ABD Ukrayna üzerinden Almanya'yı mı hedef alıyor?

ABD Ukrayna üzerinden Almanya'yı mı hedef alıyor?

Cumhuriyet Gazetesi yazarı Mehmet Ali Güller bugünkü yazısında Ukrayna savaşının perde arkasındaki güç savaşını kaleme aldı

Cumhuriyet Gazetesi yazarı Mehmet Ali Güller bugünkü yazısında dünya üzerinde inisiyatifin artık ABD elinde olmadığını yeni bir güç dengesi kurulmaya başlandığına dikkat çekti. Güller özellikle Ukrayna savaşının bu noktada önemini vurguladı. 

İşte Mehmet Ali Güller'in o yazısı; 

İKİ ALMANYA

Almanya’nın başından itibaren ABD’nin Ukrayna savaşına karşı çıktığını, çünkü bu savaşın hem Alman ekonomisini hem de Almanya’nın Fransa ile birlikte yürütmeye çalıştığı “stratejik özerklik” çabasını hedef aldığını belirtmiştik.

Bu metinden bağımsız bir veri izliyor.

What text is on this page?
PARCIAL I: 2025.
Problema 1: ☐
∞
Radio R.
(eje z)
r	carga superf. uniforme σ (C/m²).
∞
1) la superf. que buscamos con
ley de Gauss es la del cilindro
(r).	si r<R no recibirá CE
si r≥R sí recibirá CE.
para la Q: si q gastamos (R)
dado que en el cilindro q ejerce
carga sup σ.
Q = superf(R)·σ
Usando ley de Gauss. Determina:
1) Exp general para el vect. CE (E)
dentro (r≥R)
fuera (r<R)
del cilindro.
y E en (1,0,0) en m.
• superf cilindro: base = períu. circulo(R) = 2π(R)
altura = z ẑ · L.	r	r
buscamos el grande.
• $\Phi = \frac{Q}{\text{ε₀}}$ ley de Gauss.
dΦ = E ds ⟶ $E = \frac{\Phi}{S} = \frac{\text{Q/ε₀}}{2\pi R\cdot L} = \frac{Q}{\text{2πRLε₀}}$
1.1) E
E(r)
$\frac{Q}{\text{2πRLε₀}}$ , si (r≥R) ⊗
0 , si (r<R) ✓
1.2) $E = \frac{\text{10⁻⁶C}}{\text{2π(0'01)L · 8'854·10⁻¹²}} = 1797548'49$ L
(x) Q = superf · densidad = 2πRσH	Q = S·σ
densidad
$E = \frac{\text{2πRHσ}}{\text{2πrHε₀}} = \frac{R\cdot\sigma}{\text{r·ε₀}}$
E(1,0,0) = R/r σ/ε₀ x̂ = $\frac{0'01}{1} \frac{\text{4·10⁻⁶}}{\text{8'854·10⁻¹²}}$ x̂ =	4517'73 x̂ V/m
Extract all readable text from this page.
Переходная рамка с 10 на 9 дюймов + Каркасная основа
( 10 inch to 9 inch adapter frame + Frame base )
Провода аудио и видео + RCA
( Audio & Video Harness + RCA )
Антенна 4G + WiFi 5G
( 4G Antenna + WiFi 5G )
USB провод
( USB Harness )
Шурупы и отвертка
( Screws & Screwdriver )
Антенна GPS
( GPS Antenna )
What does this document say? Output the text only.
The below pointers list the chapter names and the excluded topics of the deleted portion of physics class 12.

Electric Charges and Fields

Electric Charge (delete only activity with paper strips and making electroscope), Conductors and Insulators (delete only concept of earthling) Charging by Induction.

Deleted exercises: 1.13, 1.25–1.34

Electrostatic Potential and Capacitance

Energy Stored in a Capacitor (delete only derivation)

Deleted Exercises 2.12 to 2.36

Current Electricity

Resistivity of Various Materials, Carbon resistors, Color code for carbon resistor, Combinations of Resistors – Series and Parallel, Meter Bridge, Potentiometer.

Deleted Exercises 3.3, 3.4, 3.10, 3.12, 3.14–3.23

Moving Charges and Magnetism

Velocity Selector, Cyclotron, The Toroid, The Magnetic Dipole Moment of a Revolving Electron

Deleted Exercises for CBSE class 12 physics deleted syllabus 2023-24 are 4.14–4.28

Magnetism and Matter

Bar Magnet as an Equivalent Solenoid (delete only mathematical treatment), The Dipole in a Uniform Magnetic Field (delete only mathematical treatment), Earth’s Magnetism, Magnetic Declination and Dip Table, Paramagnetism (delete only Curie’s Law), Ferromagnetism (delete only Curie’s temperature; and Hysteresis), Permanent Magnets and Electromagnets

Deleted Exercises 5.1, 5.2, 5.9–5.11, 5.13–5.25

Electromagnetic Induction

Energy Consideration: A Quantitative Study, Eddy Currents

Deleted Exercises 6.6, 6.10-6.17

Ancak Almanya bu direncini sürdüremedi. ABD, hem Almanya’daki Amerikancılığın temsilcisi olan hükümet ortakları üzerinden hem de Kuzey Akım’a terör saldırısı gibi uygulamalarla Berlin’in direncini önemli oranda kırdı. “İki Almanya” başlıklı makalemizde o süreci incelemiştik.

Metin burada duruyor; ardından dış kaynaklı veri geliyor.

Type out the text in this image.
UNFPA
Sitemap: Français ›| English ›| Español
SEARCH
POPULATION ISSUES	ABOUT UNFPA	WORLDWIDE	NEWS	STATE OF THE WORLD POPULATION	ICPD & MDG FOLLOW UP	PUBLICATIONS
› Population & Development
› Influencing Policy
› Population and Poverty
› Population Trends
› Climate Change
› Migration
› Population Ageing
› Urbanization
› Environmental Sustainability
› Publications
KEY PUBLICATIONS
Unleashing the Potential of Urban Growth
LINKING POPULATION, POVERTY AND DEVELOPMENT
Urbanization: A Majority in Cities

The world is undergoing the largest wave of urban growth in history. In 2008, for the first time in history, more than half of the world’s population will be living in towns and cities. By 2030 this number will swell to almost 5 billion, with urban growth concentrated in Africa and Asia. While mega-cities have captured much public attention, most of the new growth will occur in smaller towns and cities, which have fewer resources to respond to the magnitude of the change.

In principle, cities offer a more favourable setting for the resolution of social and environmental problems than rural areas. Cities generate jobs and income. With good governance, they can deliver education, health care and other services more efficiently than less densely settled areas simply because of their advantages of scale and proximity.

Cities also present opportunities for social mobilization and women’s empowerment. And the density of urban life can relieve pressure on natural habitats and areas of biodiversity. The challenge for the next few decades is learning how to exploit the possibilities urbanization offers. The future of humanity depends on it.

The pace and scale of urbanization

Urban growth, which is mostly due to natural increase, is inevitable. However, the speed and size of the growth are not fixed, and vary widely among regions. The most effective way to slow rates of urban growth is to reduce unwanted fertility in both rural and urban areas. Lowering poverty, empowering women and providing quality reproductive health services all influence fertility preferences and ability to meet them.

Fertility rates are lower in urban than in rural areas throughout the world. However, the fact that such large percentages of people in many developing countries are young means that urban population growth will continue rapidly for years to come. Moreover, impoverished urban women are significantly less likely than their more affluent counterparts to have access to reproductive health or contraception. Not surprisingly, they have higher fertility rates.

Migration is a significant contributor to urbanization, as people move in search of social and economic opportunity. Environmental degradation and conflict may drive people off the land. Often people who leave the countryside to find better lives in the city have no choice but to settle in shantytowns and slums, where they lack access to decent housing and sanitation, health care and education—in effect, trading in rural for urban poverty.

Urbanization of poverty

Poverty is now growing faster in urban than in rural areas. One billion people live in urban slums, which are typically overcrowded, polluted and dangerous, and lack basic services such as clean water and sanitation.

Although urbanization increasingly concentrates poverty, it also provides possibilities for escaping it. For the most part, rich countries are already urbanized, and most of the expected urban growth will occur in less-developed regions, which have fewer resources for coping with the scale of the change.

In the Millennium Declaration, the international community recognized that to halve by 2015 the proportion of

Öte yandan Alman sermaye sınıfı içerisinde de gün geçtikçe rahatsızlık büyüyor. Amerikan enerji şirketlerinin, Rus gazının yerine ABD iç pazarının 3-4 katı fiyatlarla Almanya’ya sıvılaştırılmış doğalgaz satarak ekonomiye verdiği zarardan, Biden yönetiminin “Enflasyonu Azaltma Yasası”nın Alman sanayisini baltalamasına kadar birçok etken, ABD kapitalistleriyle Alman kapitalistlerinin çelişmesini derinleştiriyor.

Bu tablo, Almanya Başbakanı Olaf Scholz ile Almanya Cumhurbaşkanı Frank-Walter Steinmeier’i, Alman hükümetinin Amerikancı kanadının temsilcisi Almanya Dışişleri Bakanı Annalena Baerbock’a rağmen Ukrayna savaşını bitirme arayışına itiyor.

ABD’Yİ RAHATSIZ EDEN İKİ GÖRÜŞME

Scholz’un kasım başında Çin’e yaptığı ziyaret, esas olarak Alman sanayisinin Rusya’daki kayıplarını Çin’le dengeleme hedefini gözetiyordu. Devamı, Almanya Cumhurbaşkanı Steinmeier’in Çin Devlet Başkanı Şi Jinping’le geçen hafta yaptığı görüşme oldu.

Daha ilginci de salı günü yapılan bu görüşmeyi, çarşamba günü eski Rusya Devlet Başkanı Dmirty Medvedev’in Putin’in mesajını götürmek üzere Beijing’e yaptığı ziyaretin izlemesiydi.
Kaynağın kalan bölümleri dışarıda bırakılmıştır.